Saraki, who is the founder and president of an NGO, The Wellbeing Foundation Africa, praised the Nigerian Society of Neonatal Medicine, NISONM, for its great work and leadership it has provided towards the improvement of care for mothers and newborns, especially at the time of birth.

She continued: “We were all, at one time, vulnerable newborns, soon after our birth, though, the circumstances surrounding our births may differ, the common thread that runs through all of us is the fact that a newborn signals the hope of a new life, desirous of the most effective care and protection possible”.

The former Kwara State first lady, however, lamented that due to poor healthcare facilities, low level of education by some mothers and poverty, Nigeria loses over 554,000 babies annually, out of seven million babies born every year.
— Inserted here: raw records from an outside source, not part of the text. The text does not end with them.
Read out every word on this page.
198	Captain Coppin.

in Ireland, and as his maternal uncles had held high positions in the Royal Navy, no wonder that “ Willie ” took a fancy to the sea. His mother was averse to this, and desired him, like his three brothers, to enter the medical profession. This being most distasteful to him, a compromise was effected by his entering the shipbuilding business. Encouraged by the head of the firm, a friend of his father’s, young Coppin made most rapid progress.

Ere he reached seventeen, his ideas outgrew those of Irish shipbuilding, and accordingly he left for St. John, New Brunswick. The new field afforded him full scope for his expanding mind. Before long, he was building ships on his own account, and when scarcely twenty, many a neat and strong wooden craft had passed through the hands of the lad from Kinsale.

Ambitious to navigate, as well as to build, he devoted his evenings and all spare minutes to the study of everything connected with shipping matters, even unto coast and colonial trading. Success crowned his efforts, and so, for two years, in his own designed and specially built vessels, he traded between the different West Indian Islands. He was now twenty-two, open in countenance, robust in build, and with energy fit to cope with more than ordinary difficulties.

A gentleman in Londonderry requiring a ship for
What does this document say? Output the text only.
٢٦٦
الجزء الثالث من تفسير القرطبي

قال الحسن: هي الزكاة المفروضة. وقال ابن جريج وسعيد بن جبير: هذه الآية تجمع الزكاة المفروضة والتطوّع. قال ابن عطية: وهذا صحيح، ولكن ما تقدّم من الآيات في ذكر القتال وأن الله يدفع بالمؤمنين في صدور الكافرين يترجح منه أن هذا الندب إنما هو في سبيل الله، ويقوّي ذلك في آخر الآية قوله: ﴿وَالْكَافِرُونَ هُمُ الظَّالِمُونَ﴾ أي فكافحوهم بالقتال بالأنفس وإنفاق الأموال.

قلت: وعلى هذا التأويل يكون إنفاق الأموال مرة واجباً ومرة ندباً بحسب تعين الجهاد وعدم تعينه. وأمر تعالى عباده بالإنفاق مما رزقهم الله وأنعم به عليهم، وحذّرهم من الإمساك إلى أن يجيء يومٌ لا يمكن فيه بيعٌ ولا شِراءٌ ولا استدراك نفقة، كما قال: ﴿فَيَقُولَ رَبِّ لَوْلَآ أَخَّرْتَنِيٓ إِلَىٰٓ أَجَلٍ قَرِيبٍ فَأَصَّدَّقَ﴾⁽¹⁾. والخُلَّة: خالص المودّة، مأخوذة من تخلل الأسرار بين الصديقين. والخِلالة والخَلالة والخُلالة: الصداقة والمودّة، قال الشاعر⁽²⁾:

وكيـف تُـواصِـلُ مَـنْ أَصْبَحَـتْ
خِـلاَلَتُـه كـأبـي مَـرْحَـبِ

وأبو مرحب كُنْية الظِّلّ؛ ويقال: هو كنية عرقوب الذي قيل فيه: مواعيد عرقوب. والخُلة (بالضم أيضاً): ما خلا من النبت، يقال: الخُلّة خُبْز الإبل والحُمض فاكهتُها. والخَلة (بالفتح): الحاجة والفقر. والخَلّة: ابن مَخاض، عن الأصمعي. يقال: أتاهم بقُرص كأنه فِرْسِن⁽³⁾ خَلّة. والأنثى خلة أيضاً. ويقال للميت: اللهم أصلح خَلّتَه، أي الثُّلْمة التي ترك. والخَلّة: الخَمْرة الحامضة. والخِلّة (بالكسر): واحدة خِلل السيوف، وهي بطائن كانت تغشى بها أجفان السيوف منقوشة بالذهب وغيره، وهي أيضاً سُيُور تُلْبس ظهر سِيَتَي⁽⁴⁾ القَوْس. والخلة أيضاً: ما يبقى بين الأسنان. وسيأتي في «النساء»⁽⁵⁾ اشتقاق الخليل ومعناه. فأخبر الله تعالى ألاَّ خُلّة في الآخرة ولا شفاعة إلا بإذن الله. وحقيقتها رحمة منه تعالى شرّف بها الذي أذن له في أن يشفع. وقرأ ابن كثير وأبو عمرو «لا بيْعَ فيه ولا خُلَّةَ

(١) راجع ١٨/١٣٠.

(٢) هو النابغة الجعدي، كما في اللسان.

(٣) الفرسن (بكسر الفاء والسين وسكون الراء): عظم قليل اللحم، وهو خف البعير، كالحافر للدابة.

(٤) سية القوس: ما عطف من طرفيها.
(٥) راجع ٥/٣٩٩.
Giving the breakdown, Mrs. Saraki, explained that while 240, 000 babies die in the first month of their birth, 314, 000 babies die before delivery (still births), pointing out that these shocking figures give sleepless nights.

She however, revealed that statistics show that mothers between the ages of 15-24 with low education, experienced higher neonatal deaths, in comparison to women who are more matured and educated, while women who live in rural communities record higher neonatal deaths than those in urban areas.

The conference attra­cted over 1,500 part­icipants from differ­ent parts of the world, including professors Harrie Lafeber (Netherlands), Vinod Bhutani, (US) and Dr. Anne Schaafsma, (Netherlands), Dr. Ha­mish Graham (Australia), Dr. Ayede Ayede of Nigeria, as well as the former deputy Vice chancellor, University of Nigeria, Enugu Campus, Prof. Bede Ibe.